Law firms are also benefiting as Japanese industry makes moves into Vietnam, Myanmar and the Philippines. Last year, Sumitomo bought a 19 percent stake in the Light Rail Manila Corp., the operator of the Manila Light Rail Transit System Line 1—the only privately-operated rail system in the Philippines, for US$60 million. Morrison Foerster advised on the deal.
In 2019, Japan became the second-largest foreign investor in Vietnam, with over 4,300 projects totaling more than US$59 billion. Japanese investors see great opportunity in the country’s infrastructure sector, with pending projects worth over US$200 billion.
With such a positive outlook, lawyers predict more competitors will scurry into the region.
“I don’t think the traditional, smaller but long-standing Japanese firms will expand much internationally, but there is a new group of young lawyers that have trained in big local and international firms that are setting up their own firms,” said Nishimura & Asahi’s Yamanaka. “These lawyers will see and understand the opportunities outside of Japan; they have experience in advising startups. So we should see more of those [coming in].”
In June, Nishimura & Asahi became the first Japanese legal practice to establish a Formal Law Alliance (FLA) with a local Singapore firm. Nishimura & Asahi-Bayfront Law Alliance focuses on corporate M&A and arbitration matters. “The alliance is still new but we believe there will be an increase in ASEAN clients wanting to invest in real estate in Japan as a result of our alliance.”
Just weeks after Nishimura & Asahi’s formal law alliance announcement, Anderson Mori & Tomotsune announced it had formed an alliance with seven-lawyer DOP Law Corp.
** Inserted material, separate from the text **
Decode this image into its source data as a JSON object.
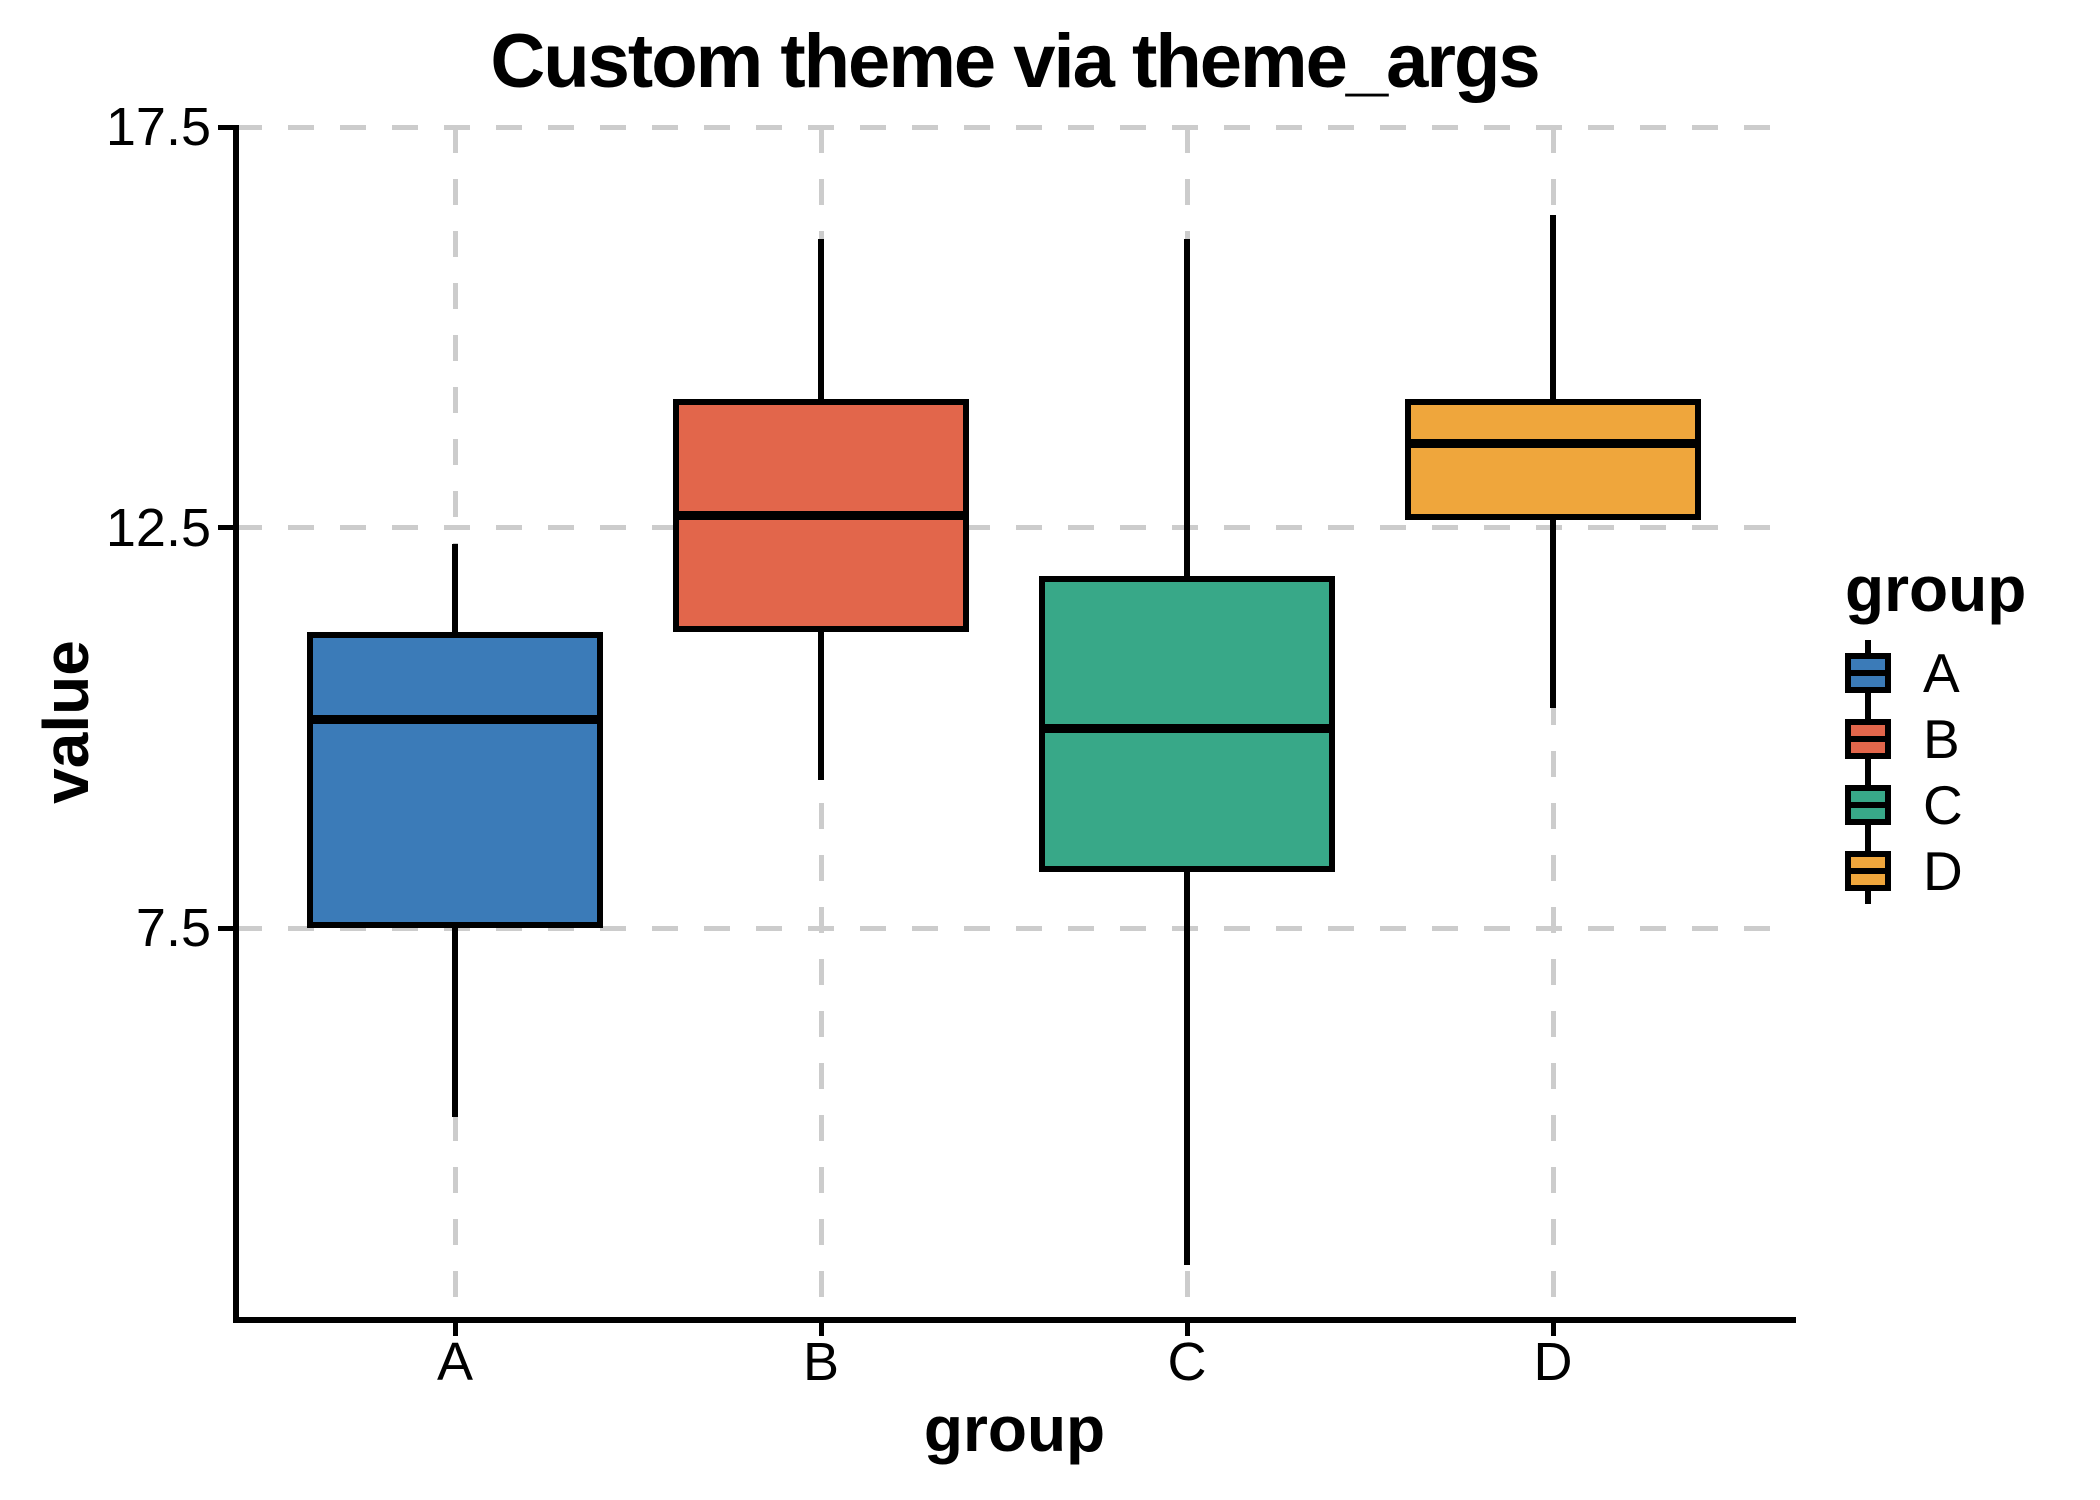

However, Mori Hamada has not announced plans for a tie-up, despite it being among the first Japanese firms to break into the region. Nor has Nagashima Ohno.*
“It is not easy. We have spent years trying to look for the right partner,” said one Big 4 Japanese law firm partner who did not wish to be named. “Bigger firms don’t want to link up and smaller firms have not been the right fit.”